Debido a la poca interioridad conflictiva en los planos, la única manera en que se pone en cuestión el contenido de lo que muestra es la sucesión. La segunda parte responde previsiblemente a la primera ejecutando una persecución implacable sobre los criminales. Uno muere, otros escapan, capturan al resto. El cierre es más problemático y es donde se despliegan las mejores posibilidades de lo incuestionable de los hechos como forma cinematográfica. El desenlace se alarga. En vez de asistir a un juicio sumario, tan frío y efectivo como la violencia que los criminales desplegaron en el inicio, hay un largo tramo de persecución en el que la policía busca a uno de los ladrones, quien huyó a la casa de su familia en una pequeña localidad de Puebla. Hay una trama de sospecha, suposiciones y astucia que alarga todavía más la captura, y es la oportunidad para echar un vistazo a la casa del criminal, a su familia y a su miedo. Luego, cuando ya lo han capturado y está reunido con el resto del grupo a la espera de juicio, hay un breve episodio amoroso y festivo (uno de los criminales se casa). Para entonces ya no vemos a un grupo amorfo de malhechores; más bien son hombres alegres, llevados al mal camino por la inmadurez o la casualidad, poseedores de pasiones comunes y elementales. Cuando los condenan, la película incluso se aflige por su suerte. La calculada tesis de las dos primeras partes se ha invertido: la resolución deseada se lamenta. La ejecución, sin embargo, no se puede evitar. La gran flexibilidad de la lógica de sucesión ha permitido detalles completamente incompatibles con lo que se estableció al principio, lo cual hace de la contradicción un motivo longitudinal más que transversal. Cada nuevo episodio abona al total de los anteriores. Por ello, a mayor variación, mayor resonancia.

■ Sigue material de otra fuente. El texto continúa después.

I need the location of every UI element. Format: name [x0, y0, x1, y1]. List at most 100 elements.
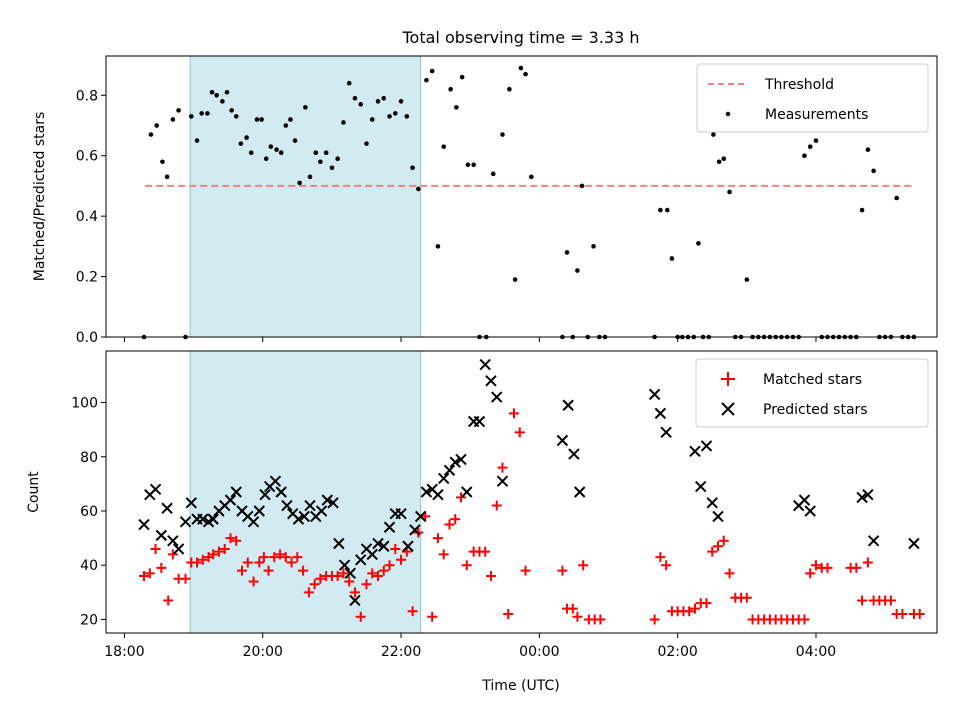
predicted-point — [138, 518, 150, 531]
measurement-point — [364, 141, 369, 146]
measurement-point — [346, 80, 352, 86]
matched-point — [150, 543, 161, 554]
predicted-point — [856, 491, 868, 504]
measurement-point — [894, 195, 899, 201]
measurement-point — [416, 186, 421, 192]
matched-point — [373, 571, 384, 582]
measurement-point — [579, 183, 585, 189]
measurement-point — [507, 86, 512, 92]
x-tick-label: 00:00 — [519, 644, 559, 660]
matched-point — [455, 492, 466, 503]
measurement-point — [292, 138, 298, 143]
matched-point — [378, 565, 389, 576]
measurement-point — [259, 117, 264, 122]
predicted-point — [224, 494, 237, 506]
predicted-point — [253, 505, 265, 517]
matched-point — [450, 514, 461, 525]
measurement-point — [307, 174, 313, 180]
matched-point — [367, 568, 378, 579]
matched-point — [361, 579, 372, 590]
matched-point — [713, 541, 724, 552]
legend-measurements-label: Measurements — [765, 107, 868, 123]
ratio-legend-box — [696, 63, 929, 133]
predicted-point — [660, 426, 672, 439]
predicted-point — [798, 494, 811, 506]
predicted-point — [247, 516, 260, 528]
matched-point — [480, 546, 491, 557]
measurement-point — [387, 114, 392, 119]
measurement-point — [176, 108, 181, 113]
matched-point — [396, 554, 407, 565]
predicted-point — [556, 434, 569, 447]
ratio-plot-frame — [105, 55, 938, 338]
measurement-point — [220, 99, 225, 104]
predicted-point — [315, 505, 328, 517]
matched-point — [355, 611, 366, 622]
predicted-point — [298, 510, 310, 523]
measurement-point — [802, 153, 807, 159]
x-axis-label: Time (UTC) — [481, 678, 559, 694]
measurement-point — [523, 71, 528, 77]
matched-point — [144, 568, 155, 579]
measurement-point — [711, 132, 716, 137]
measurement-point — [871, 168, 876, 174]
matched-point — [567, 603, 578, 614]
measurement-point — [199, 111, 204, 116]
predicted-point — [321, 494, 334, 506]
count-panel: 20 40 60 80 100 18:00 20:00 22:00 00:00 02:00 04:… — [26, 350, 938, 660]
matched-point — [213, 546, 224, 557]
y-tick-label: 0.2 — [76, 270, 98, 286]
matched-point — [857, 595, 868, 606]
matched-point — [269, 552, 280, 563]
ratio-legend: Threshold Measurements — [696, 63, 929, 133]
predicted-point — [689, 445, 701, 458]
predicted-point — [349, 594, 361, 607]
y-tick-label: 60 — [80, 504, 98, 520]
measurement-point — [441, 144, 447, 149]
matched-point — [344, 576, 355, 587]
count-plot-frame — [105, 350, 938, 634]
predicted-point — [491, 391, 503, 403]
measurement-point — [303, 105, 308, 110]
x-tick-label: 18:00 — [104, 644, 144, 660]
predicted-point — [706, 497, 718, 509]
predicted-point — [414, 510, 427, 523]
predicted-point — [804, 505, 816, 517]
ratio-x-axis — [123, 337, 817, 342]
measurement-point — [435, 244, 441, 249]
matched-point — [208, 549, 219, 560]
matched-point — [914, 609, 925, 620]
matched-point — [578, 560, 589, 571]
measurement-point — [160, 159, 165, 165]
measurement-point — [512, 277, 518, 282]
measurement-point — [381, 96, 387, 101]
predicted-point — [259, 489, 271, 501]
matched-point — [309, 579, 320, 590]
measurement-point — [727, 189, 732, 195]
matched-point — [655, 552, 666, 563]
measurement-point — [410, 165, 415, 171]
predicted-point — [648, 388, 661, 401]
measurement-point — [669, 256, 675, 261]
measurement-point — [194, 138, 200, 143]
ratio-shaded-interval — [189, 55, 422, 338]
measurement-point — [148, 132, 154, 137]
matched-point — [649, 614, 660, 625]
measurement-point — [744, 277, 750, 282]
matched-point — [851, 562, 862, 573]
predicted-point — [197, 513, 209, 525]
matched-point — [219, 543, 230, 554]
matched-point — [557, 565, 568, 576]
matched-point — [298, 565, 309, 576]
matched-point — [315, 573, 326, 584]
matched-point — [572, 611, 583, 622]
measurement-point — [518, 65, 524, 71]
matched-point — [163, 595, 174, 606]
measurement-point — [268, 144, 274, 149]
matched-point — [485, 571, 496, 582]
predicted-point — [304, 499, 316, 512]
matched-point — [180, 573, 191, 584]
matched-point — [197, 554, 208, 565]
measurement-point — [154, 123, 160, 128]
predicted-point — [395, 507, 407, 520]
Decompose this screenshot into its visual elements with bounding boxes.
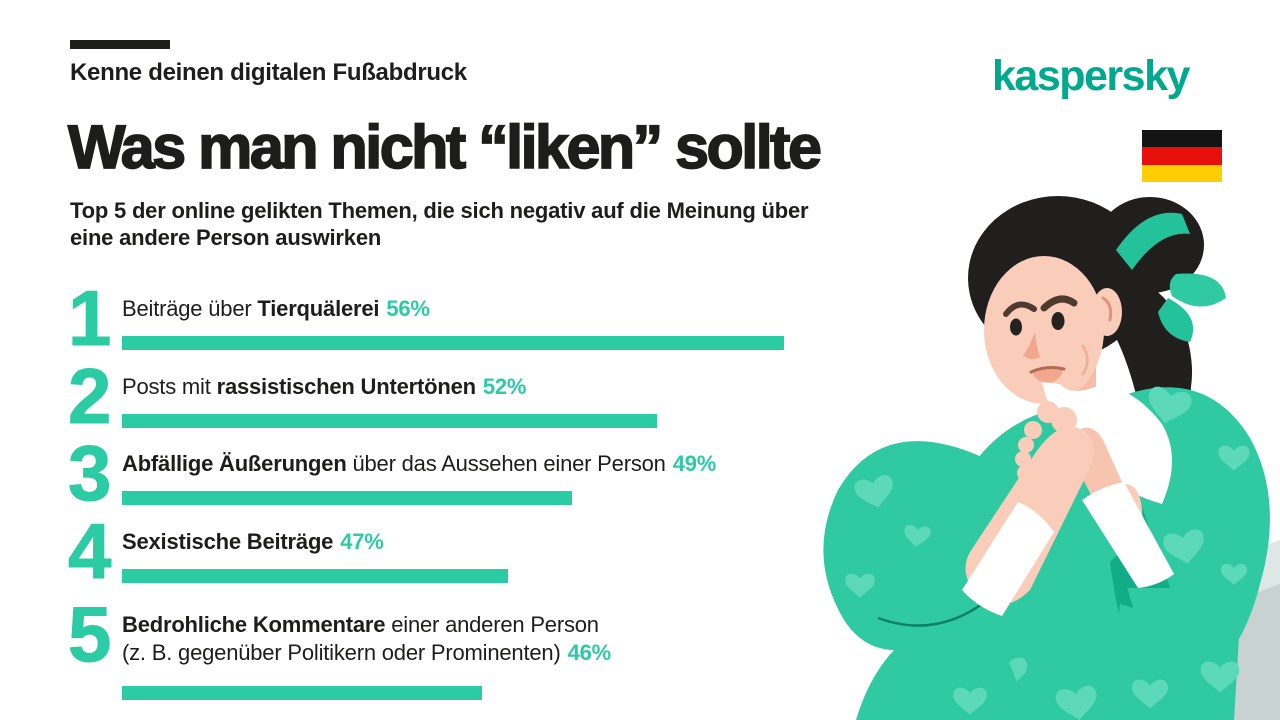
value-label: 49% [672, 451, 717, 476]
value-label: 47% [340, 529, 384, 554]
ear [1092, 288, 1122, 336]
label-prefix: Beiträge über [122, 296, 258, 321]
fist-fingers [1015, 401, 1077, 481]
label-suffix: einer anderen Person (z. B. gegenüber Po… [122, 612, 599, 665]
flag-stripe-red [1142, 147, 1222, 165]
face-features [1003, 295, 1089, 383]
label-bold: Sexistische Beiträge [122, 529, 334, 554]
rank-number: 3 [67, 429, 111, 517]
rank-label: Sexistische Beiträge 47% [122, 528, 842, 556]
sleeve-fold-line [877, 597, 991, 627]
flag-stripe-gold [1142, 164, 1222, 182]
value-label: 46% [567, 640, 612, 665]
left-eye [1010, 318, 1022, 336]
hair-ribbon [1116, 212, 1226, 342]
cuffs [962, 482, 1174, 616]
bar-value [122, 414, 657, 428]
nose [1023, 332, 1040, 360]
rank-label: Beiträge über Tierquälerei 56% [122, 295, 842, 323]
label-bold: Tierquälerei [257, 296, 380, 321]
bar-value [122, 336, 784, 350]
kaspersky-logo: kaspersky [992, 52, 1190, 100]
rank-row-3: 3 Abfällige Äußerungen über das Aussehen… [67, 434, 810, 523]
rank-number: 5 [67, 590, 111, 678]
rank-row-5: 5 Bedrohliche Kommentare einer anderen P… [67, 595, 810, 716]
right-eyebrow [1040, 295, 1078, 312]
label-bold: Bedrohliche Kommentare [122, 612, 386, 637]
right-eye [1051, 312, 1065, 330]
label-bold: Abfällige Äußerungen [122, 451, 347, 476]
page-subtitle: Top 5 der online gelikten Themen, die si… [70, 198, 809, 250]
mouth [1032, 368, 1063, 383]
bar-value [122, 491, 572, 505]
rank-number: 1 [67, 274, 111, 362]
label-suffix: über das Aussehen einer Person [346, 451, 666, 476]
header-accent-bar [70, 40, 170, 49]
flag-stripe-black [1142, 130, 1222, 148]
value-label: 52% [482, 374, 527, 399]
rank-row-1: 1 Beiträge über Tierquälerei 56% [67, 279, 810, 368]
rank-number: 4 [67, 507, 111, 595]
label-prefix: Posts mit [122, 374, 217, 399]
cheek-line [1081, 344, 1089, 376]
rank-row-4: 4 Sexistische Beiträge 47% [67, 512, 810, 601]
rank-label: Bedrohliche Kommentare einer anderen Per… [122, 611, 842, 667]
left-eyebrow [1003, 301, 1037, 317]
page-title: Was man nicht “liken” sollte [67, 112, 823, 182]
kicker-text: Kenne deinen digitalen Fußabdruck [70, 59, 467, 86]
bar-value [122, 569, 508, 583]
worried-woman-illustration [823, 196, 1280, 720]
germany-flag-icon [1142, 130, 1222, 182]
bar-value [122, 686, 482, 700]
rank-number: 2 [67, 352, 111, 440]
rank-row-2: 2 Posts mit rassistischen Untertönen 52% [67, 357, 810, 446]
rank-label: Posts mit rassistischen Untertönen 52% [122, 373, 842, 401]
value-label: 56% [386, 296, 430, 321]
rank-label: Abfällige Äußerungen über das Aussehen e… [122, 450, 842, 478]
face [984, 256, 1104, 404]
label-bold: rassistischen Untertönen [216, 374, 476, 399]
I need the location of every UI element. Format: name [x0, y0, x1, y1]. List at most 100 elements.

El verdadero motor de El automóvil gris es su extensión, la cual, sin perder la cualidad episódica, actúa sobre el eje del filme en vez de perderse en caminos profusos y triviales: nunca se olvida de sí misma, de la contradicción de la secuencialidad, de lo que está antes y lo que está después y la manera en que, aunque estén uno junto al otro, no se pueden tocar, pues su tensión constante es necesaria para que haya movimiento. La persecución es el motivo fundamental de este esquema. Y el cierre (la captura, escape y huida del jefe de la banda, el más malicioso y el menos resignado, figura maligna que parece no adecuarse a las pasiones comunes, como sí ocurre con sus compañeros, y más bien se empeña en no pagar los delitos que debe) es fascinante en este sentido. Ahí abundan escenas notables, como la lucha entre el jefe de la banda y un policía en lo alto de un muro de la prisión. La película se apasiona por este sujeto porque, aunque lo capturan, no se resigna, porque escapa para que lo persigan otra vez y de ello se pueden obtener planos notables. Cuando todo debería estar cerrado, se vuelven a abrir las puertas, parece que el filme podría seguir, que la persecución podría alargarse al infinito y que la película se regocijaría en ello.

Esta energía es casi amoral, o al menos de una perversidad muy distinta al sadismo moralista con el que se muestran los crímenes en la primera parte. Se goza no tanto quebrando la ley, sino escapando de ella. Hay una libertad realmente aventurera en el goce con el que El automóvil gris cuenta un poco más de lo que parece que se propone para divertir, para entretener, para fascinar. Este asombro es, antes que el asombro por el crimen, la crueldad o la violencia (que los hay, y de sobra), el asombro por el cine y su capacidad de mostrar e hilar hechos, para ir siempre detrás de una nueva escena, un nuevo plano y, sin embargo, no resignarse con el final. Lo importante es la búsqueda y la persecución.